Even if you enjoyed the 'go, go-go girls, go!' humour (and I didn't) of 'Charlie's Angels', the postmodern movie version of the popular 1970s TV series, I'm willing to bet that you barely remember a single detail of its plot. Its sequel, 'Charlie's Angels: Full Throttle', again directed by the oddly named McG, is just as forgettable once you've exited the cinema, inducing a similar sense of emptiness within the viewer, or even mild self-loathing - yet as long as those reels are still rolling, you may be surprised to find yourself grinning like an idiot, fully entertained by the gravity-defying stunts, the logic-defying plot, the taste-defying humour, and even the age-defying Demi Moore as a fallen Angel.

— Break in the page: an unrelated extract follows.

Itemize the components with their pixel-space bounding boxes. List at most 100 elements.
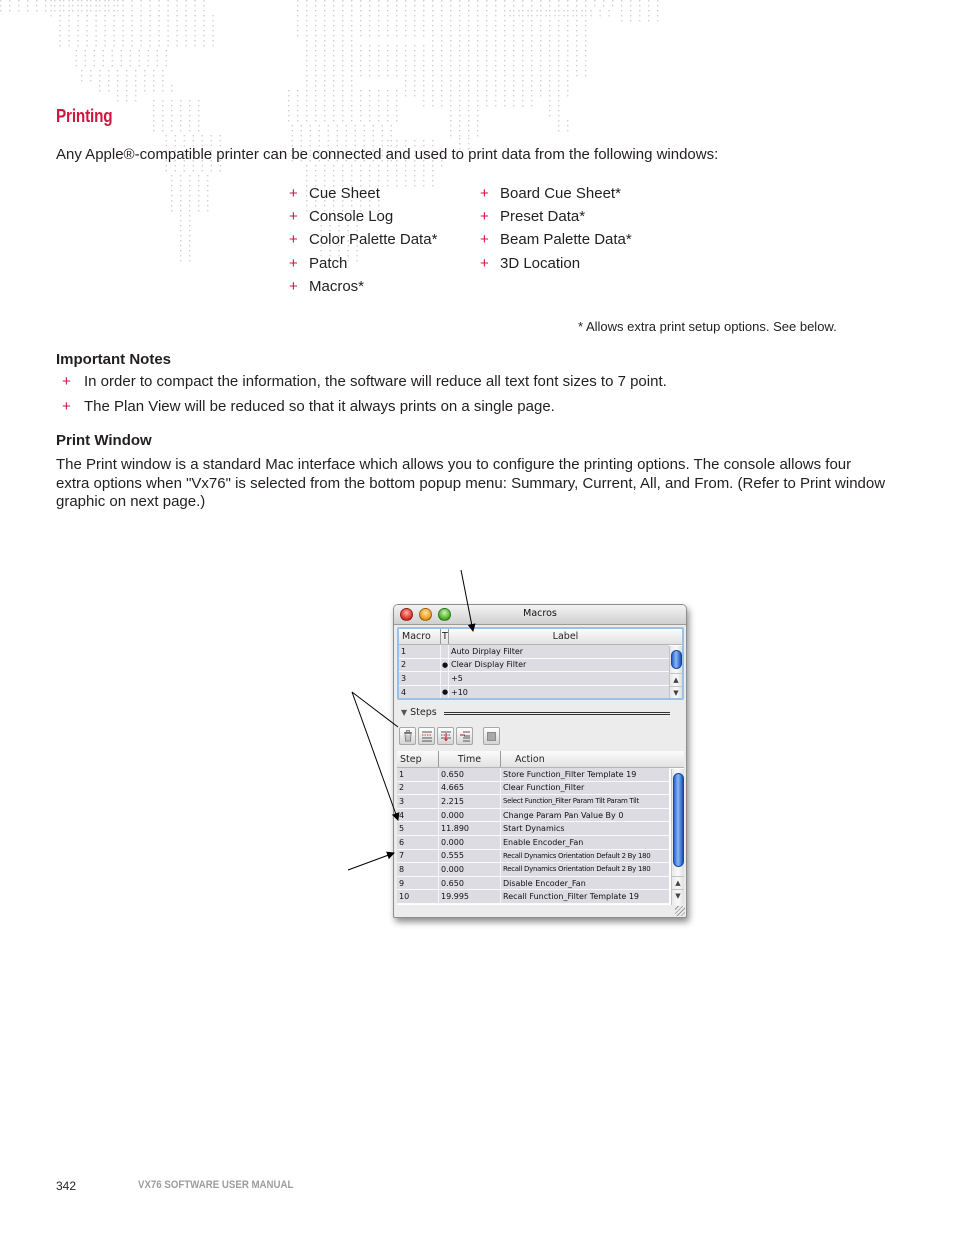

My biggest prejudice against this sequel was the absence of Bill Murray - who can save any bad film, even the first 'Charlie's Angels', from utter damnation - as Bosley. Yet Bernie Mac as the new Bosley is in fact very funny, as is the unexplained absurdity of having two Bosley brothers, one white, one black - and the detail that Bill Murray's Bosley was brought up in South Central.
As is the way with postmodernism, 'Full Throttle' immunises itself against all manner of criticism by anticipating and ironising such criticisms within the film itself. eg. The Angels point out for us that Bosley is a superfluous character whose only purpose is to provide a connection between Charlie's instructions and the Angels' actions. Just how stupid maxed-up sequels can be is made clear when Jason (Matt LeBlanc), the actor-boyfriend of Angel Alex Munday (Lucy Liu), stars in a clearly stupid, maxed-up sequel called 'Maximum Extreme 2', at the Hollywood premiere of which the kick-ass climax of our own sequel, 'Full Throttle', takes place. The set-pieces, to be sure, are all cliched, but the film is only taking the piss out of these cliches, carefully signposting its parodies of 'CSI', 'Cape Fear', 'Grease', 'The Blues Brothers', 'Point Break', 'The Matrix' and the entire James Bond franchise.
Even the film's endless reduction of women to simpering, body-grinding bikini-clad tits n' ass is counterbalanced (somewhat disingenuously) by the fact that these girls are empowered, repeatedly using their looks to distract and outwit the pathetic men on parade in the film (and perhaps in the audience). Indeed, after Jason has revealed to Alex's father (played by John Cleese; another ethnic absurdity) the truth of what she does for a living, all manner of doubles-entendres mislead Mr Munday into believing that she is a sex worker. Of course the real joke is not so much that he is completely wrong, as that he is in fact half right, since the Angels are really both sexual objects and independent women at the same time.
In this self-referential hall of mirrors, to criticise is to run the risk of not being in on the film's joke. If you object too loudly to the endless cleavage-wiggling and bum-gags, you risk exposing your own unsophisticated failure to comprehend the deep vein of irony in this shallow film. In other words, when it comes to lowbrow laughs and sexist nonsense, 'Charlie's Angels: Full Throttle' can get away with having its (angel) cake and eating it too.
I went into 'Charlie's Angels: Full Throttle' expecting it to be inane crud. And it is. But it is too mad to be bad, and too clever to be quite as dumb as it keeps insisting it is.